Friday, 10 February 2017

Fun With Pronouns

An indication of the ever increasing globalisation of the world we live in today is not only that it seems everyone on the planet takes an interest in American politics, TV programs and movies but also that we all share a global language – English. It seems sometimes that most Scandinavians speak English better than many of my friends in this country, friends who possess it as a first language. Sometimes I feel a little embarrassed that English is the only language I really know but then New Zealand is very far removed from other countries. Unlike Brits, New Zealanders can't take a short train trip under the English Channel to France and immerse themselves in a foreign culture. It is perhaps a pity. There is research that suggests bi-lingual folk are generally smarter than people who only possess the one language, perhaps because these people often undertake the complex mental task of translating concepts between different tongues, and New Zealanders like myself who only speak one language perhaps miss out.

Yet, if are to have a global language, we could do worse than English. English has two qualities, I understand, that make it unusual and make it suitable for being a global language. First, it is grammatically much simpler than most other languages – English doesn't have nearly as much in the way of complex declensions and conjugations as a language like German does. Second, English has an enormous lexicon, much larger than most other languages. English speakers have at their disposal an enormous smorgasbord of possible locutions, a multitude of synonyms for any one particular concept, often stolen from other languages, and this enables writers in English to enrich the texture of their prose by continually substituting one word for another. This variation in word-choice is even considered a marker of good style.

But English is far from perfect and one of its problems is to do with pronouns, a problem that is the main subject of this post.

Consider the sentence, "If a person wants to go to Heaven, he should try to be good." What's wrong with the sentence? The solecism it commits is that seems to imply that all people are male, a gendering of language that could be construed as sexist. But it is a problem not easy to fix because English lacks a gender-neutral third-person pronoun applicable to people. You could use the word "it" as in "If a person wants to go to Heaven, it should try to be good" but this obviously doesn't work because, in English, the word "it" is reserved for inanimate objects and animals we don't like. One could say "one" as in "If one wants to go to heaven, one should try to be good" but this pronoun is equally unsuitable in many situations and, even when it can be used, it can make one sound as hopelessly old-fashioned and affected as if one were trying to emulate the Queen of England.

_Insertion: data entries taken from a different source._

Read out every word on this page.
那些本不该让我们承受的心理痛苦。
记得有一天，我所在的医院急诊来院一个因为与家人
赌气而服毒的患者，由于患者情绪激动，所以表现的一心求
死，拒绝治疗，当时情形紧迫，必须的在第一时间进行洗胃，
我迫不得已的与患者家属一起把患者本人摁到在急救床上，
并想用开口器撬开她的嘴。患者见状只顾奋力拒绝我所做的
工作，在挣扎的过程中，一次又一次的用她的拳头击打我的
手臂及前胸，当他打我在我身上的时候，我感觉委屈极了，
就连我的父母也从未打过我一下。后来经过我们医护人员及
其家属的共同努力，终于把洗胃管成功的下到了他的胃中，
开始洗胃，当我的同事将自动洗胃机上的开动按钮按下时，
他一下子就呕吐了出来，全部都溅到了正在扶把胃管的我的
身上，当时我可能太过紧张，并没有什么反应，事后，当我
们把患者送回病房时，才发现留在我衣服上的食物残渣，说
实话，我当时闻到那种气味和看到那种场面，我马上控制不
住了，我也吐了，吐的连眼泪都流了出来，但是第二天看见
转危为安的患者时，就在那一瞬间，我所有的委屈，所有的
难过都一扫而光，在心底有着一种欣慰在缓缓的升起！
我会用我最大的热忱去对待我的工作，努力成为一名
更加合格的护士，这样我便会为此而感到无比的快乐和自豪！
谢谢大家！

When this issue of gendered language first became salient, in the 'eighties I think, many academics, both male and female, rushed to the other extreme, seeking to display their progressive politics prominently by employing female pronouns in such situations, by saying things like "If a person wants to go to Heaven, she should try to good". But this practice is equally frowned upon in academia today, has also been abandoned, and the preferred convention currently is to use the word "they", as in "If a person wants to go to Heaven, they should try to be good". I don't like this manoeuvre either: the subject abruptly changing from singular to plural in mid-sentence offends my sense of good grammar. I think noun and pronoun should agree in number. It is an issue hard to resolve. In this blog I have tried to overcome the problem of gendered language by saying "he or she" as in "If a person wants to go to Heaven, he or she should try to be good" but this is very cumbersome and I have not always done so consistently.

I have been interested in this problem for a long time. When I was twenty I wrote an essay about Kathy Acker (I think) in which I talked about the relationship between writer and reader; throughout I employed the pronoun "she" for writers and "he" for readers. Part way through the essay, when changing role from a reader of Acker to a person writing an essay about her, I started using the pronoun "she" to describe myself. It seemed to me a playful way to tackle issues of sexism and language, to have the essay perform its argument, but it may possibly have got me into trouble. Language and sexual politics are both mine-fields and you have to careful when navigating either.

Another pronominal issue in English is that the second-person pronoun "you" is both singular and plural. Once upon a time English distinguished between singular and plural forms of this pronoun – we had "thee" and "thou" as well as "you". "Thee" was singular and "you" was plural. Over time,  however, "thee" and "thou" vanished for good, an impoverishment of the language in my opinion. Now here in New Zealand an interesting phenomenon that in some way redresses this devolution of the language has arisen: in Maori and Pacific Island communities, people distinguish between singular and plural forms by saying not only "you" but also "yous". For instance, in South Auckland, it is not uncommon to hear sentences like "If yous kids don't get a move on, yous'll be late for school!". I don't know how this fantastic linguistic innovation originated – but I really like it. I once considered writing a novel that uses "you" and "yous" throughout but I suspect I could only get away with such a novel if I set it in Mangere; it wouldn't work if I set it in Denver, Colorado.

English is in very many ways imperfect. To move from pronouns to adjectives, if I say a movie is "terrible", am I saying I didn't enjoy it or am I using an older meaning of the word, saying that it is 'terror-inducing'? Sometimes I feel that the language has deteriorated over the last hundred years, that semantic drift has reduced it, and wish we could return to the English used in the nineteenth century at a time when people actually read books. And so many political issues involve language and could be clarified if we could establish common terms and common meanings. Should we talk of ISIS as Trump and much of the media do, or should we follow Barack Obama and Al Jazeera and speak of ISIL? Consider the word "liberal". I often use this word in this blog and, when I do so, have in mind the meaning it has in much current American discourse. Here in New Zealand though, people tend more to assert political allegiance by saying which party they support, Labour or National or the Greens or whatever; the terms Right and Left are less frequently used and the word "liberal" is almost unknown, is as rare as hens' teeth – although people have certainly heard of "libertarians" and "Neo-Liberals" even when they are not quite sure what these names designate. There is considerable uncertainty here about whether 'libereralism' is a movement of the Right or the Left. I wrote something like an article once in which I described myself as a liberal and this is something else that may have got me into trouble.

Whether we are talking about the absence of a gender-neutral third-person pronoun in English, the use of the word "yous" among Pacific Islanders in South Auckland, or the precise meaning of the word 'liberal', one thing is clear. Language is political. Political Correctness is predicated on the notion that we can regulate social attitudes by regulating language. I don't know if this is right or desirable but, certainly, if we need to debate something, all parties need to agree on the meanings of the words they use. And this is a never-ending process.